By the time Monday morning rolled around, I had a plan. Here’s what I did:
Communicate the Standard. I told my team that we needed to grow special experience revenue by about $50K from where it was the year prior. Our goal for April was $160K. (This was the first time I had ever shared the monthly goal with my team.) I also broke down the goal to a daily number–about $5333 per day.
Visual Goal Tracker. I created a large poster-size banner with an image of a thermometer. The thermometer included hash marks at $5000 intervals, starting at zero and ranging to $160,000. I fastened it to the wall in the same room where we held our morning meetings. Then, I explained to my team that every day, we would run the sales report and update the thermometer with the day’s progress.
Words Matter. I also said something that I believe resonated for the duration of that April goal: “We are a team. Everyone here matters. Everyone here can make an impact on this goal. I believe in each of you and your ability to knock this goal out of the park.”
Individual & Team Rewards. My team was already receiving paid commission for their individual efforts to sell combination tickets and annual passes but I wanted to inspire them as a team to achieve the goal. I needed everyone to feel that they had a stake in achieving the goal. After some ambiguous polling among several members of my team, we came up with the perfect goal:
If we meet our April goal,
we’ll throw a luau-type party on the beach.
The team was ecstatic. They’d never worked for a goal like that before and they were very excited about it.
Measure the Standard. Not only did I run daily reports but I made it a point to be present in the ticket windows for my team, observing and making adjustments to their interactions. I gave them regular feedback and shared their individual performance metrics against the goal and in comparison to the rest of the team.
Recognize a Great Performance. I recognized my top performers daily in our morning meetings, not only calling out their accomplishments but asking them to share their secrets. I made them feel special and good about their performance.
Reward Forward Progress. I didn’t expect perfection right away but I did expect my team to put in the effort to improve from one day to the next. I needed to see that my team was making forward progress and that their sales behaviors were consistent.
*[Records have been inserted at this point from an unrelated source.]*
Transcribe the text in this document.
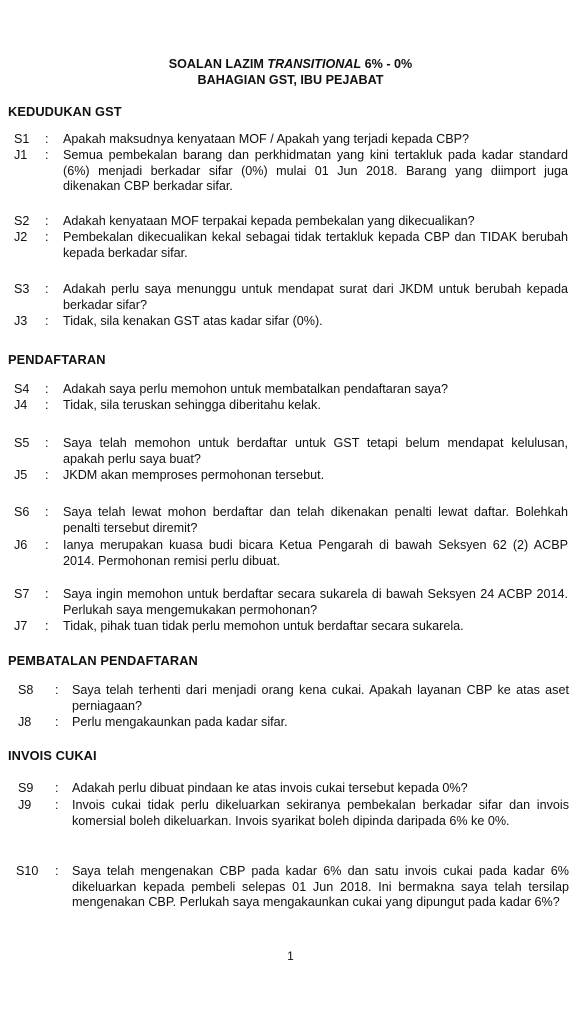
SOALAN LAZIM TRANSITIONAL 6% - 0%
BAHAGIAN GST, IBU PEJABAT
KEDUDUKAN GST
S1	: Apakah maksudnya kenyataan MOF / Apakah yang terjadi kepada CBP?
J1	: Semua pembekalan barang dan perkhidmatan yang kini tertakluk pada kadar standard (6%) menjadi berkadar sifar (0%) mulai 01 Jun 2018. Barang yang diimport juga dikenakan CBP berkadar sifar.
S2	: Adakah kenyataan MOF terpakai kepada pembekalan yang dikecualikan?
J2	: Pembekalan dikecualikan kekal sebagai tidak tertakluk kepada CBP dan TIDAK berubah kepada berkadar sifar.
S3	: Adakah perlu saya menunggu untuk mendapat surat dari JKDM untuk berubah kepada berkadar sifar?
J3	: Tidak, sila kenakan GST atas kadar sifar (0%).
PENDAFTARAN
S4	: Adakah saya perlu memohon untuk membatalkan pendaftaran saya?
J4	: Tidak, sila teruskan sehingga diberitahu kelak.
S5	: Saya telah memohon untuk berdaftar untuk GST tetapi belum mendapat kelulusan, apakah perlu saya buat?
J5	: JKDM akan memproses permohonan tersebut.
S6	: Saya telah lewat mohon berdaftar dan telah dikenakan penalti lewat daftar. Bolehkah penalti tersebut diremit?
J6	: Ianya merupakan kuasa budi bicara Ketua Pengarah di bawah Seksyen 62 (2) ACBP 2014. Permohonan remisi perlu dibuat.
S7	: Saya ingin memohon untuk berdaftar secara sukarela di bawah Seksyen 24 ACBP 2014. Perlukah saya mengemukakan permohonan?
J7	: Tidak, pihak tuan tidak perlu memohon untuk berdaftar secara sukarela.
PEMBATALAN PENDAFTARAN
S8	: Saya telah terhenti dari menjadi orang kena cukai. Apakah layanan CBP ke atas aset perniagaan?
J8	: Perlu mengakaunkan pada kadar sifar.
INVOIS CUKAI
S9	: Adakah perlu dibuat pindaan ke atas invois cukai tersebut kepada 0%?
J9	: Invois cukai tidak perlu dikeluarkan sekiranya pembekalan berkadar sifar dan invois komersial boleh dikeluarkan. Invois syarikat boleh dipinda daripada 6% ke 0%.
S10	: Saya telah mengenakan CBP pada kadar 6% dan satu invois cukai pada kadar 6% dikeluarkan kepada pembeli selepas 01 Jun 2018. Ini bermakna saya telah tersilap mengenakan CBP. Perlukah saya mengakaunkan cukai yang dipungut pada kadar 6%?
1
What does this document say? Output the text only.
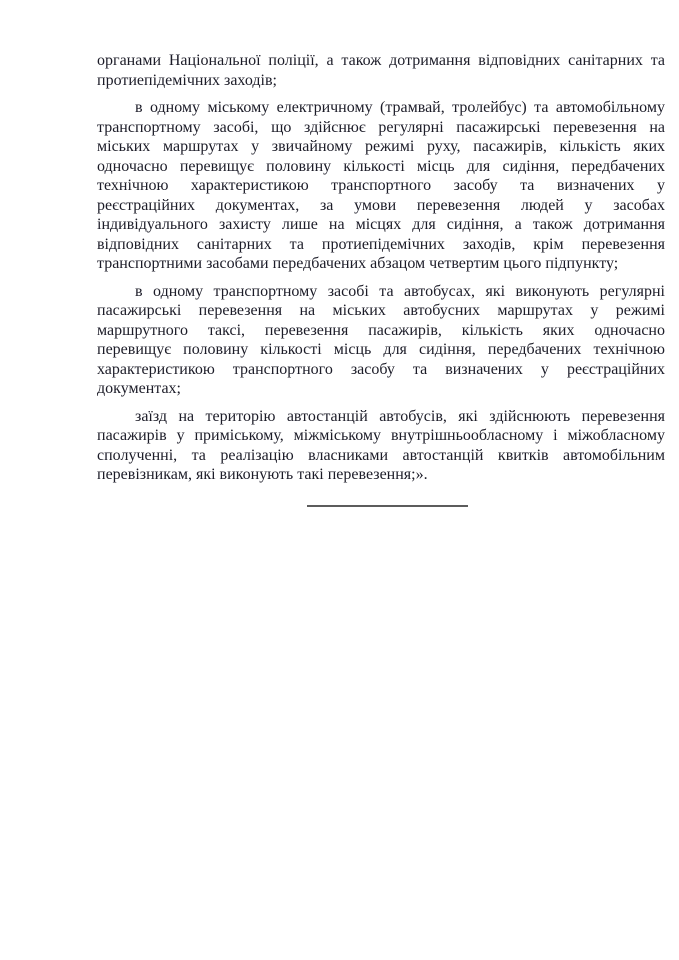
органами Національної поліції, а також дотримання відповідних санітарних та
протиепідемічних заходів;
в одному міському електричному (трамвай, тролейбус) та автомобільному
транспортному засобі, що здійснює регулярні пасажирські перевезення на
міських маршрутах у звичайному режимі руху, пасажирів, кількість яких
одночасно перевищує половину кількості місць для сидіння, передбачених
технічною характеристикою транспортного засобу та визначених у
реєстраційних документах, за умови перевезення людей у засобах
індивідуального захисту лише на місцях для сидіння, а також дотримання
відповідних санітарних та протиепідемічних заходів, крім перевезення
транспортними засобами передбачених абзацом четвертим цього підпункту;
в одному транспортному засобі та автобусах, які виконують регулярні
пасажирські перевезення на міських автобусних маршрутах у режимі
маршрутного таксі, перевезення пасажирів, кількість яких одночасно
перевищує половину кількості місць для сидіння, передбачених технічною
характеристикою транспортного засобу та визначених у реєстраційних
документах;
заїзд на територію автостанцій автобусів, які здійснюють перевезення
пасажирів у приміському, міжміському внутрішньообласному і міжобласному
сполученні, та реалізацію власниками автостанцій квитків автомобільним
перевізникам, які виконують такі перевезення;».
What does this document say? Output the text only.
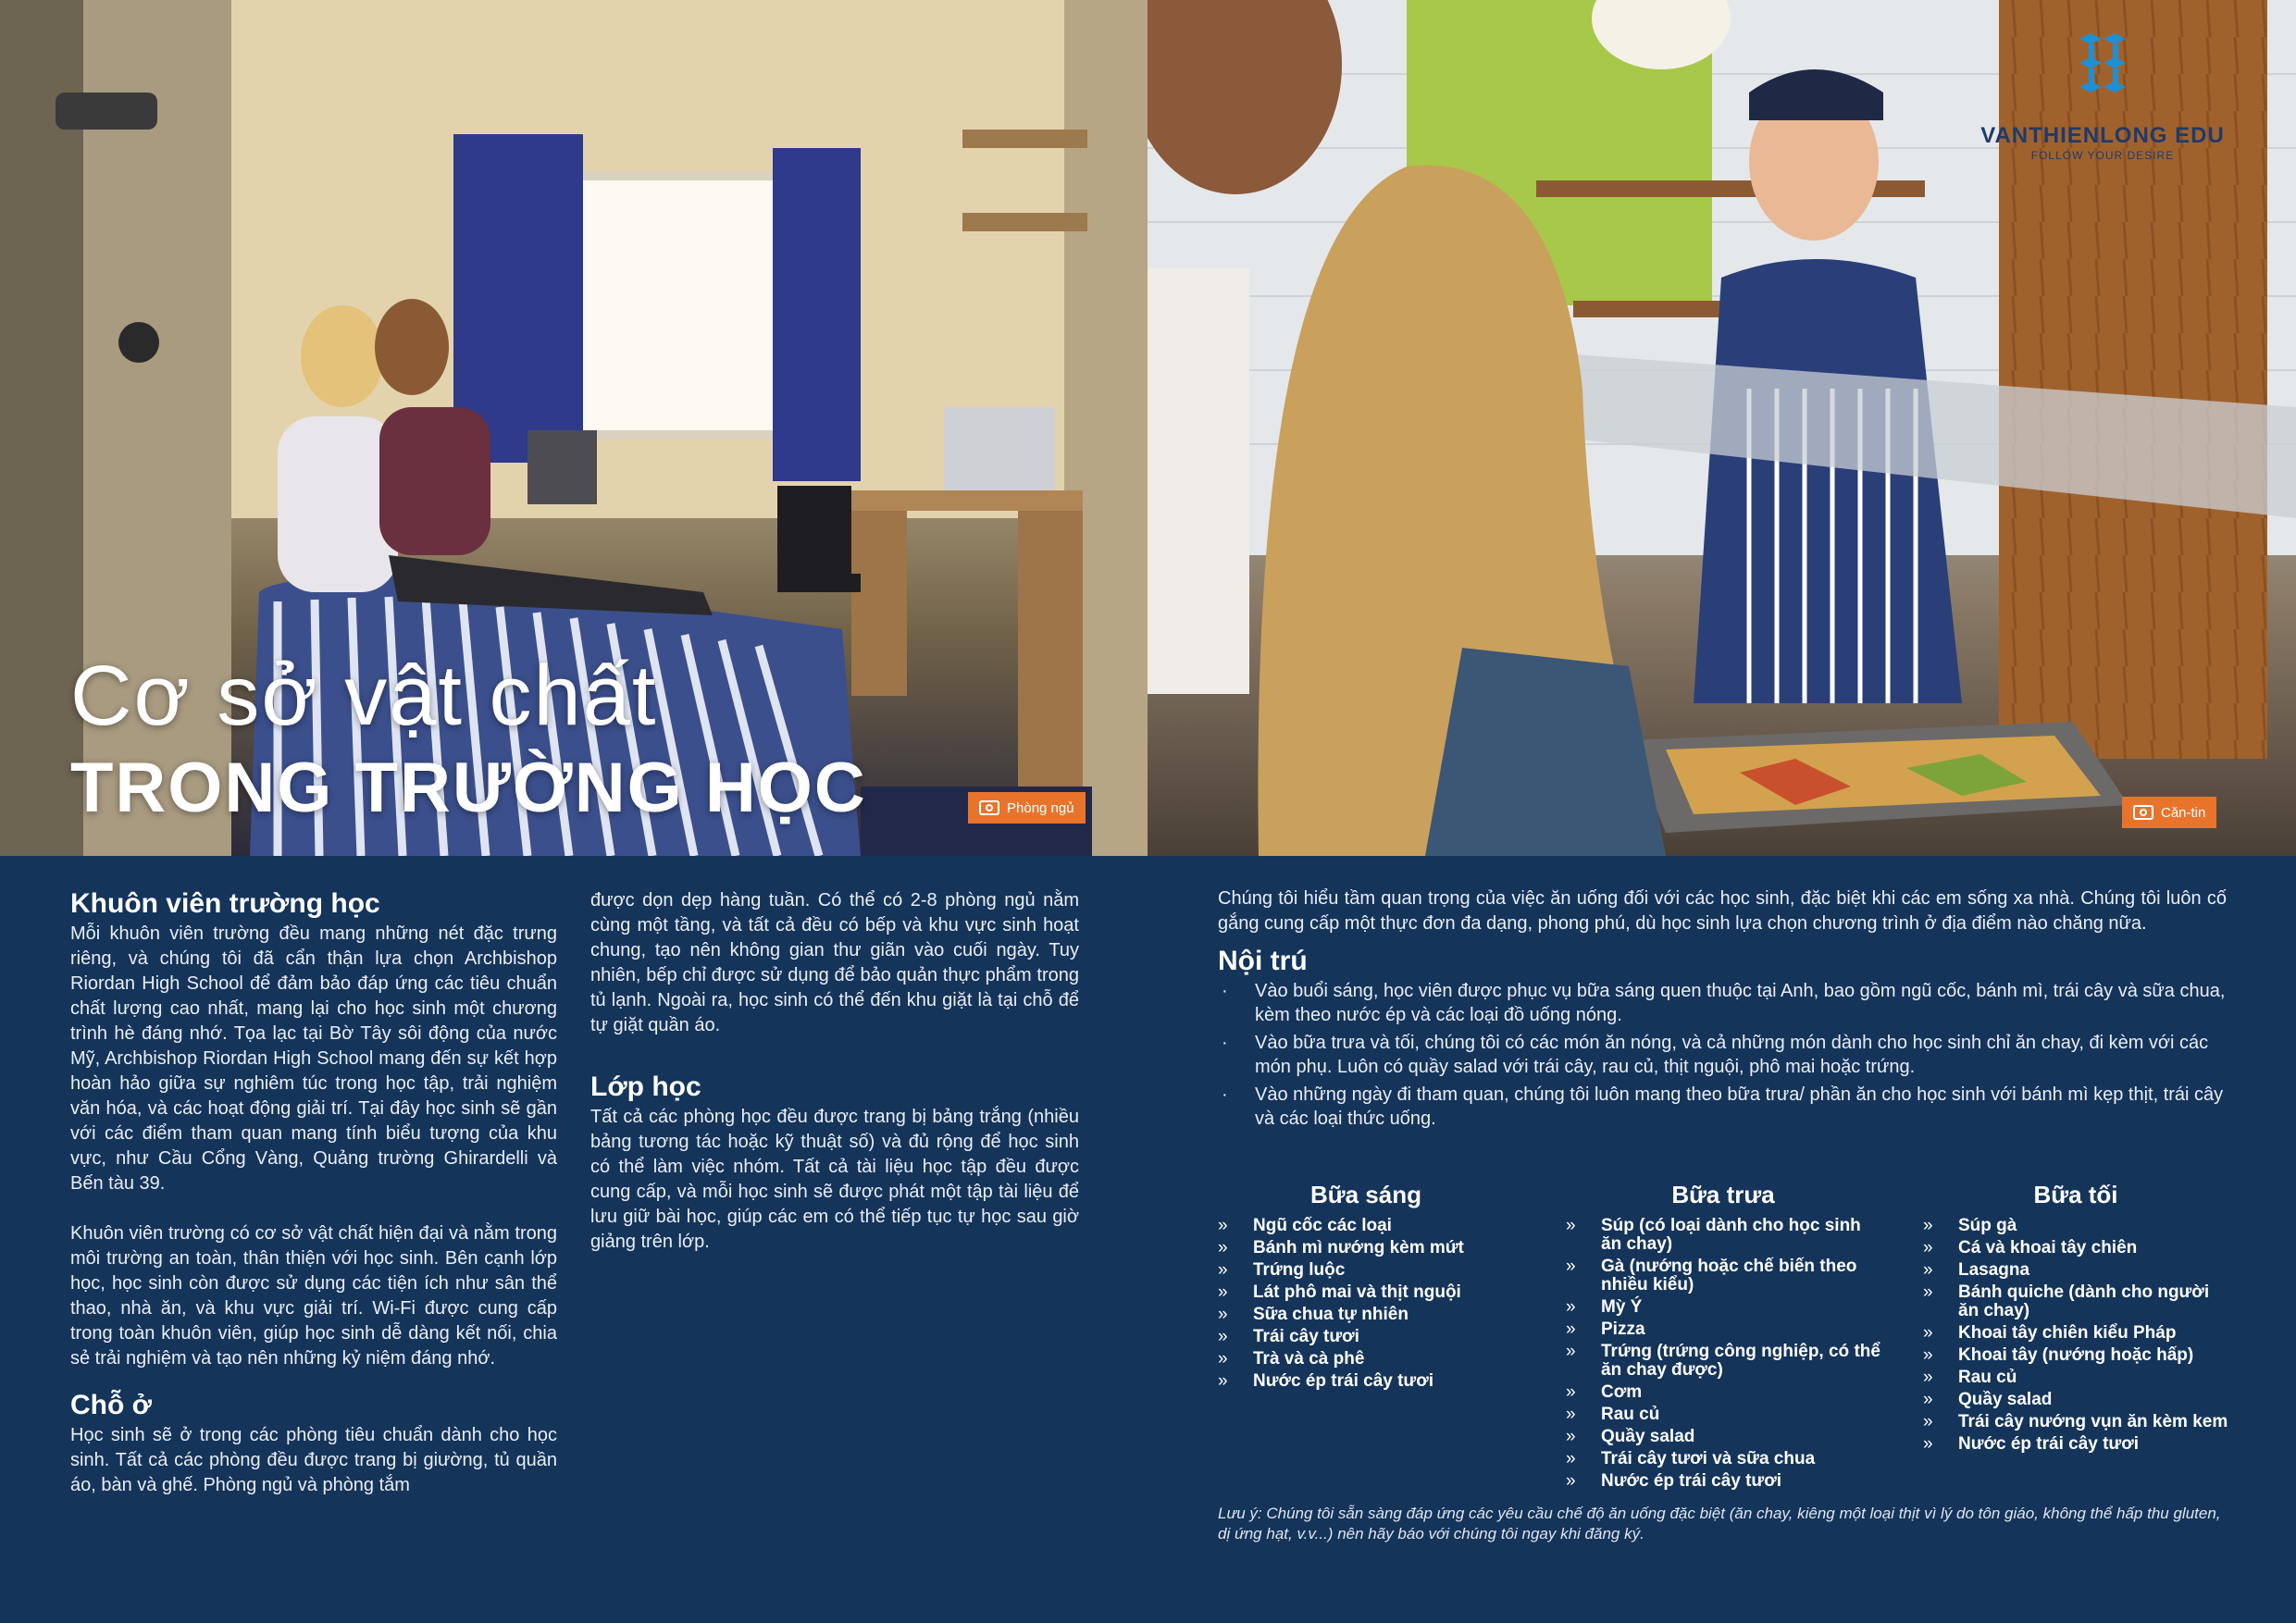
Cơ sở vật chất
TRONG TRƯỜNG HỌC	Phòng ngủ	Căn-tin
VANTHIENLONG EDU
FOLLOW YOUR DESIRE
Khuôn viên trường học

Mỗi khuôn viên trường đều mang những nét đặc trưng riêng, và chúng tôi đã cẩn thận lựa chọn Archbishop Riordan High School để đảm bảo đáp ứng các tiêu chuẩn chất lượng cao nhất, mang lại cho học sinh một chương trình hè đáng nhớ. Tọa lạc tại Bờ Tây sôi động của nước Mỹ, Archbishop Riordan High School mang đến sự kết hợp hoàn hảo giữa sự nghiêm túc trong học tập, trải nghiệm văn hóa, và các hoạt động giải trí. Tại đây học sinh sẽ gần với các điểm tham quan mang tính biểu tượng của khu vực, như Cầu Cổng Vàng, Quảng trường Ghirardelli và Bến tàu 39.

Khuôn viên trường có cơ sở vật chất hiện đại và nằm trong môi trường an toàn, thân thiện với học sinh. Bên cạnh lớp học, học sinh còn được sử dụng các tiện ích như sân thể thao, nhà ăn, và khu vực giải trí. Wi-Fi được cung cấp trong toàn khuôn viên, giúp học sinh dễ dàng kết nối, chia sẻ trải nghiệm và tạo nên những kỷ niệm đáng nhớ.

Chỗ ở

Học sinh sẽ ở trong các phòng tiêu chuẩn dành cho học sinh. Tất cả các phòng đều được trang bị giường, tủ quần áo, bàn và ghế. Phòng ngủ và phòng tắm

được dọn dẹp hàng tuần. Có thể có 2-8 phòng ngủ nằm cùng một tầng, và tất cả đều có bếp và khu vực sinh hoạt chung, tạo nên không gian thư giãn vào cuối ngày. Tuy nhiên, bếp chỉ được sử dụng để bảo quản thực phẩm trong tủ lạnh. Ngoài ra, học sinh có thể đến khu giặt là tại chỗ để tự giặt quần áo.

Lớp học

Tất cả các phòng học đều được trang bị bảng trắng (nhiều bảng tương tác hoặc kỹ thuật số) và đủ rộng để học sinh có thể làm việc nhóm. Tất cả tài liệu học tập đều được cung cấp, và mỗi học sinh sẽ được phát một tập tài liệu để lưu giữ bài học, giúp các em có thể tiếp tục tự học sau giờ giảng trên lớp.

Chúng tôi hiểu tầm quan trọng của việc ăn uống đối với các học sinh, đặc biệt khi các em sống xa nhà. Chúng tôi luôn cố gắng cung cấp một thực đơn đa dạng, phong phú, dù học sinh lựa chọn chương trình ở địa điểm nào chăng nữa.

Nội trú
· Vào buổi sáng, học viên được phục vụ bữa sáng quen thuộc tại Anh, bao gồm ngũ cốc, bánh mì, trái cây và sữa chua, kèm theo nước ép và các loại đồ uống nóng.
· Vào bữa trưa và tối, chúng tôi có các món ăn nóng, và cả những món dành cho học sinh chỉ ăn chay, đi kèm với các món phụ. Luôn có quầy salad với trái cây, rau củ, thịt nguội, phô mai hoặc trứng.
· Vào những ngày đi tham quan, chúng tôi luôn mang theo bữa trưa/ phần ăn cho học sinh với bánh mì kẹp thịt, trái cây và các loại thức uống.
Bữa sáng
» Ngũ cốc các loại
» Bánh mì nướng kèm mứt
» Trứng luộc
» Lát phô mai và thịt nguội
» Sữa chua tự nhiên
» Trái cây tươi
» Trà và cà phê
» Nước ép trái cây tươi
Bữa trưa
» Súp (có loại dành cho học sinh ăn chay)
» Gà (nướng hoặc chế biến theo nhiều kiểu)
» Mỳ Ý
» Pizza
» Trứng (trứng công nghiệp, có thể ăn chay được)
» Cơm
» Rau củ
» Quầy salad
» Trái cây tươi và sữa chua
» Nước ép trái cây tươi
Bữa tối
» Súp gà
» Cá và khoai tây chiên
» Lasagna
» Bánh quiche (dành cho người ăn chay)
» Khoai tây chiên kiểu Pháp
» Khoai tây (nướng hoặc hấp)
» Rau củ
» Quầy salad
» Trái cây nướng vụn ăn kèm kem
» Nước ép trái cây tươi
Lưu ý: Chúng tôi sẵn sàng đáp ứng các yêu cầu chế độ ăn uống đặc biệt (ăn chay, kiêng một loại thịt vì lý do tôn giáo, không thể hấp thu gluten, dị ứng hạt, v.v...) nên hãy báo với chúng tôi ngay khi đăng ký.
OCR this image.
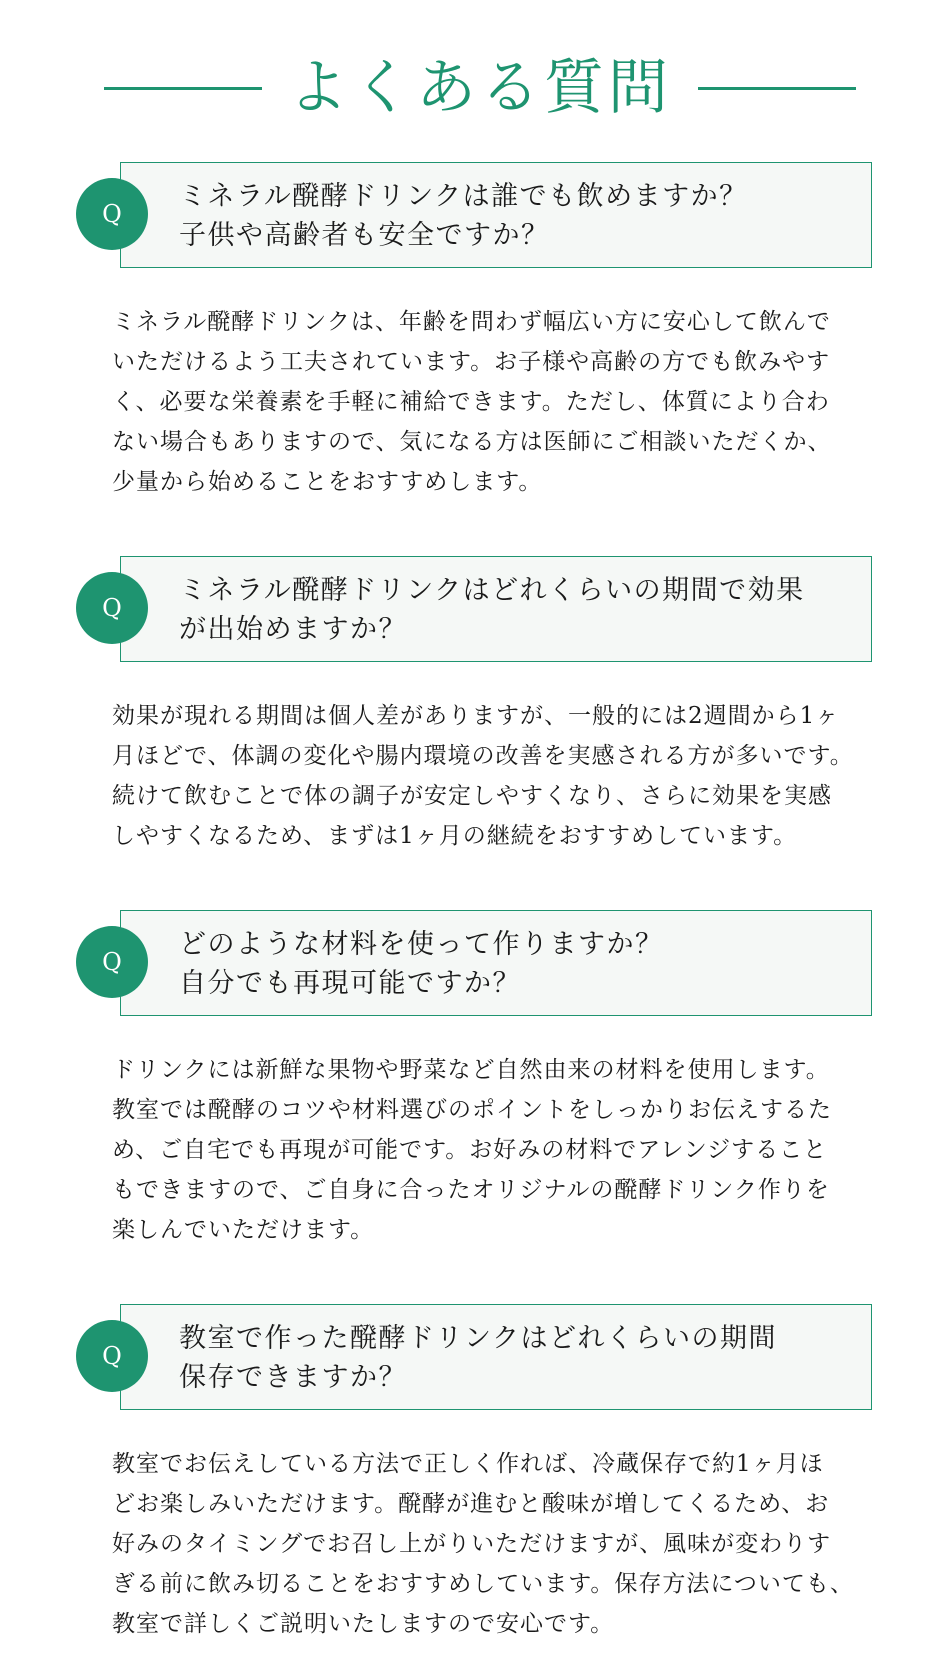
よくある質問
ミネラル醗酵ドリンクは誰でも飲めますか？
子供や高齢者も安全ですか？
Q
ミネラル醗酵ドリンクは、年齢を問わず幅広い方に安心して飲んで
いただけるよう工夫されています。お子様や高齢の方でも飲みやす
く、必要な栄養素を手軽に補給できます。ただし、体質により合わ
ない場合もありますので、気になる方は医師にご相談いただくか、
少量から始めることをおすすめします。
ミネラル醗酵ドリンクはどれくらいの期間で効果
が出始めますか？
Q
効果が現れる期間は個人差がありますが、一般的には2週間から1ヶ
月ほどで、体調の変化や腸内環境の改善を実感される方が多いです。
続けて飲むことで体の調子が安定しやすくなり、さらに効果を実感
しやすくなるため、まずは1ヶ月の継続をおすすめしています。
どのような材料を使って作りますか？
自分でも再現可能ですか？
Q
ドリンクには新鮮な果物や野菜など自然由来の材料を使用します。
教室では醗酵のコツや材料選びのポイントをしっかりお伝えするた
め、ご自宅でも再現が可能です。お好みの材料でアレンジすること
もできますので、ご自身に合ったオリジナルの醗酵ドリンク作りを
楽しんでいただけます。
教室で作った醗酵ドリンクはどれくらいの期間
保存できますか？
Q
教室でお伝えしている方法で正しく作れば、冷蔵保存で約1ヶ月ほ
どお楽しみいただけます。醗酵が進むと酸味が増してくるため、お
好みのタイミングでお召し上がりいただけますが、風味が変わりす
ぎる前に飲み切ることをおすすめしています。保存方法についても、
教室で詳しくご説明いたしますので安心です。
Any progress forward would benefit achievement of our goal-and that was good enough for me.
My plan was a complete success. The team worked hard to achieve their goal, holding each other accountable and recognizing their own improvement each and every day. Teams perform best when they know what’s expected of them and when we provide them with regular updates on their own progress. We met our special experience goal on April 23 and the beach party luau? Not only did it happen but it was a tremendous success!